The problem is as follows:
The number of panadol pills at a pharmacy is a positive whole number that it has two prime divisors and 45 positive divisors. The number of tylenol pills at the same pharmacy is also a positive whole number which has 66 positive divisors. Assuming that both numbers which represents panadol and tylenol pills have the same prime divisors. How many compount divisors will it have the smallest value of the product of both numbers?
The alternatives given in my book are as follows:
$\begin{array}{ll} 1.&\textrm{210}\\ 2.&\textrm{214}\\ 3.&\textrm{187}\\ 4.&\textrm{207}\\ \end{array}$
The official solution according to my book is to assume the following:
It states:
$\textrm{A: The number of panadol pills}$ $\textrm{B: the number of tylenol pills}$
$A=p^a q^b$ $B=p^c q^d$
According to this in order to get the minimum product of pills then $A\times B$ must be minimum.
For this to happen:
$\textrm{p<q and a>b and c>d}$
(Comment: This part it doesn't seem much sense)
Then it states: Using the notation of $\textrm{QD = quantity of divisors}$
$\operatorname{QD}(A)=(a+1)(b+1)=45$
$\operatorname{QD}(B)=(c+1)(d+1)=66$
From this it concludes that:
$a=9$
$b=4$
Assuming that the combination can only be: $9\times 5=45$
It doesn't say why it discards other choices.
and for the other number it assumes:
$22\times 3 =66$
Therefore
$c=21$
$d=2$
Again it doesn't say why it does have to be those numbers and in that order.
Then it declares:
$A\times B = p^8 \cdot q^4 \times p^{21}\cdot q^2= p^{29} \cdot q^6$
Now it comes the most weird conclusion:
$\operatorname{QD}(A\times B)= 19\times 10=190$
Hence:
It uses the formula:
$\operatorname{QD}=\textrm{prime divisors}+1+\textrm{compount divisors}$
I believe this arises from the fact that the number of divisors is equal to the number of prime divisors plus one plus the compound divisors.
Then:
$190=2+1+\textrm{compount divisors}$
Therefore it concludes:
$\textrm{compound divisors}=187$
Hence the answer is the third option.
But this doesn't make any sense. I mean at the point I reached this part I got lost.
As it can be seen I don't feel happy with this method of solution because it lacks of the proper explanation on why it must be those peculiar divisors it could be any other combination as well. This confuses me a lot.
As I mentioned it isn't very clear why that must be the quantity of divisors and that the smallest number of pills.
Does it exist a way to solve this using those concepts but better explained?
I'm lost at this ans since I feel there are many missing steps it would help me a lot if someone could help me here with an answer which would be easier to understand and the most detailed as possible.
First you need to be familiar with the fact that the divisors of $p^aq^b$ are all the numbers of the form $p^xq^y$ with $0\le x\le a, 0\le y\le b$. There are $(a+1)(b+1)$ of these.
So we know that $$(a+1)(b+1)=45$$ $$(c+1)(d+1)=66.$$
Now $45=1\times 45=3\times 15=5\times 9=9\times 5=15\times 3=45\times 1$. The possible solutions of the first equation are $$(a,b)\in \{(2,14),(4,8),(8,4),(14,2)\}.$$
By the same method $$(c,d)\in \{(1,32),(2,21),(5,10),(10,5),(21,2),(33,1)\}.$$
There are of course lots of ways of combining these. You should have a go at trying this out and for each possibility working out the number of divisors of the product of the two numbers, $(a+c+1)(b+d+1)$.
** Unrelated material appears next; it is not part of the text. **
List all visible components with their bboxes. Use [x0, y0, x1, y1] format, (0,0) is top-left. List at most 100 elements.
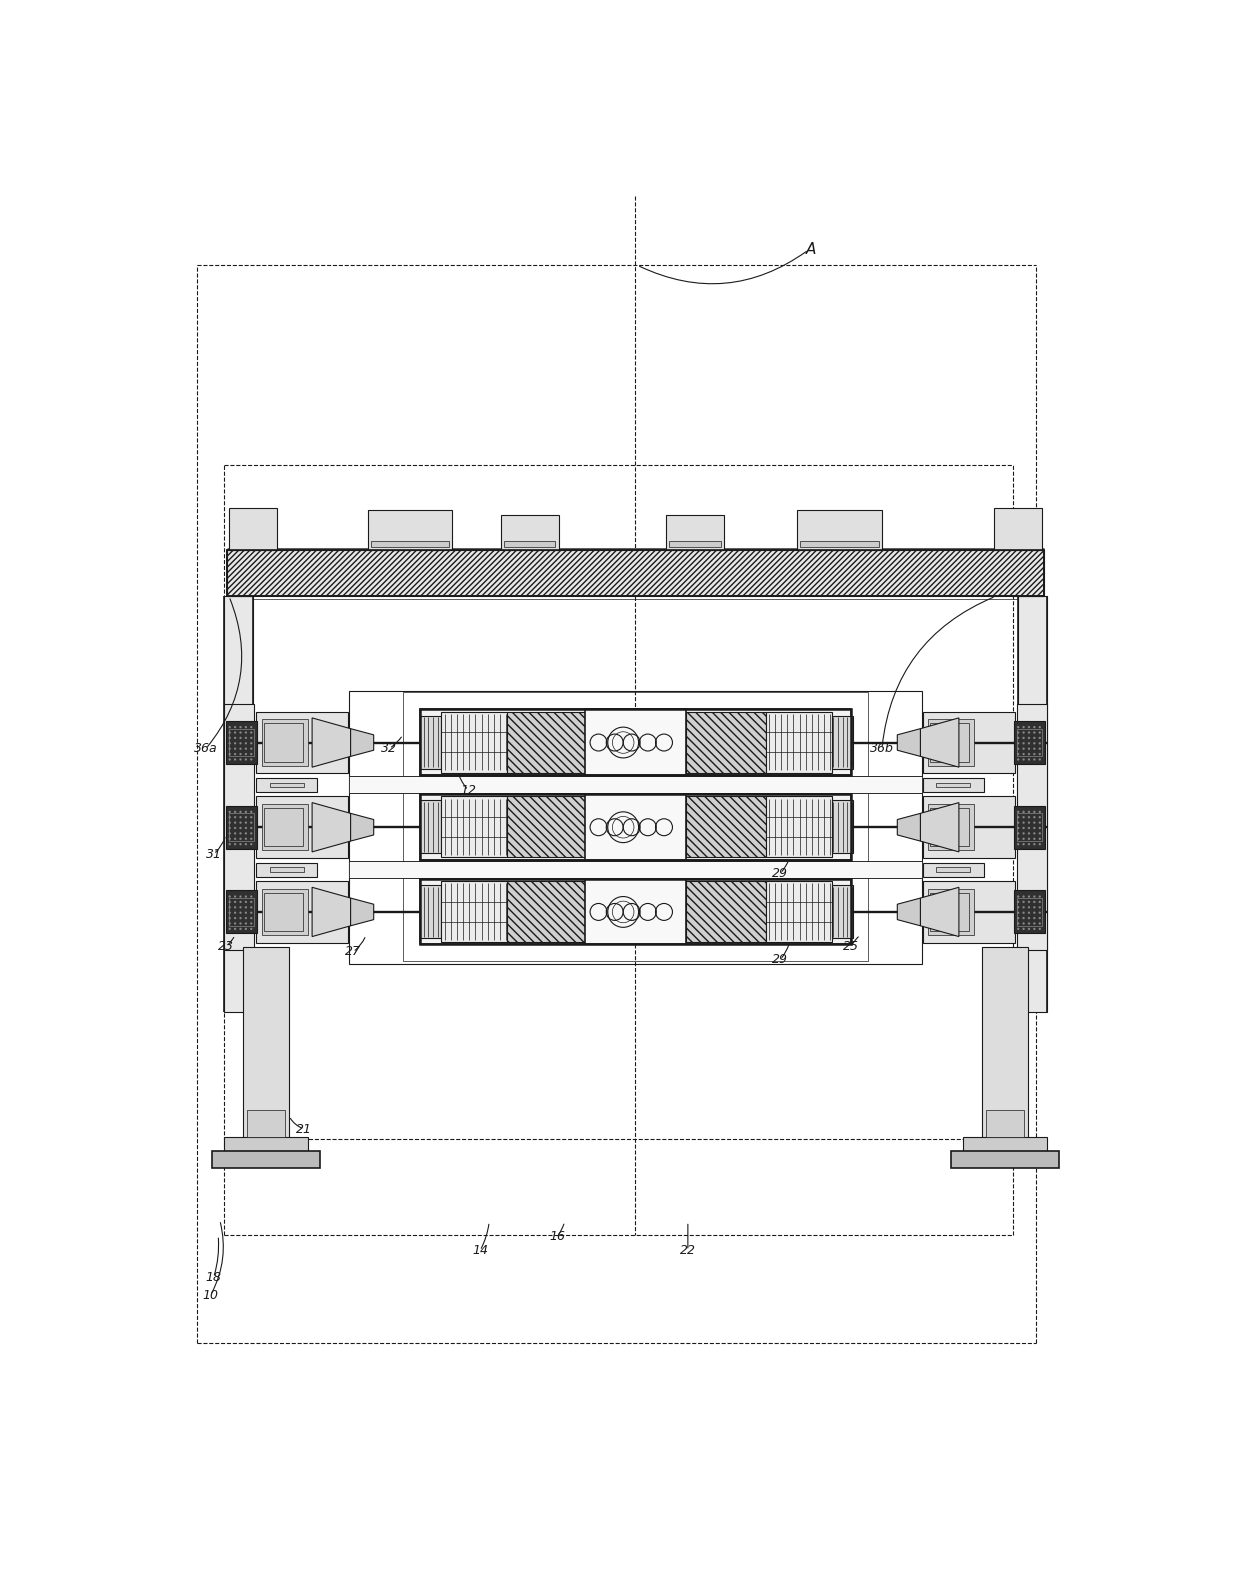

You can see that one possibility is $$(a,b)=(8,4)\text { and } (c,d)=(10,5)$$ This gives a number of divisors $19\times10=190$. Now, three of the divisors are $ 1,p,q$ and these are not composite and so we have the 'book' solution of $187$ composite factors.
Note
I don't think you should expect to be able to 'see' that $(a,b)=(8,4)\text{ and } (c,d)=(10,5)$ is obviously best. However if you try out some of the other possibilities you will get a feel for whether any other combination is likely to be better.
For example
$(a,b)=(2,14)\text { and } (c,d)=(2,21)$ gives $5\times 36=180$, a better answer! However the wording of the question concerning what is 'smallest' might mean that the product itself is smallest (although we don't know the primes). Do you have an image of the actual question?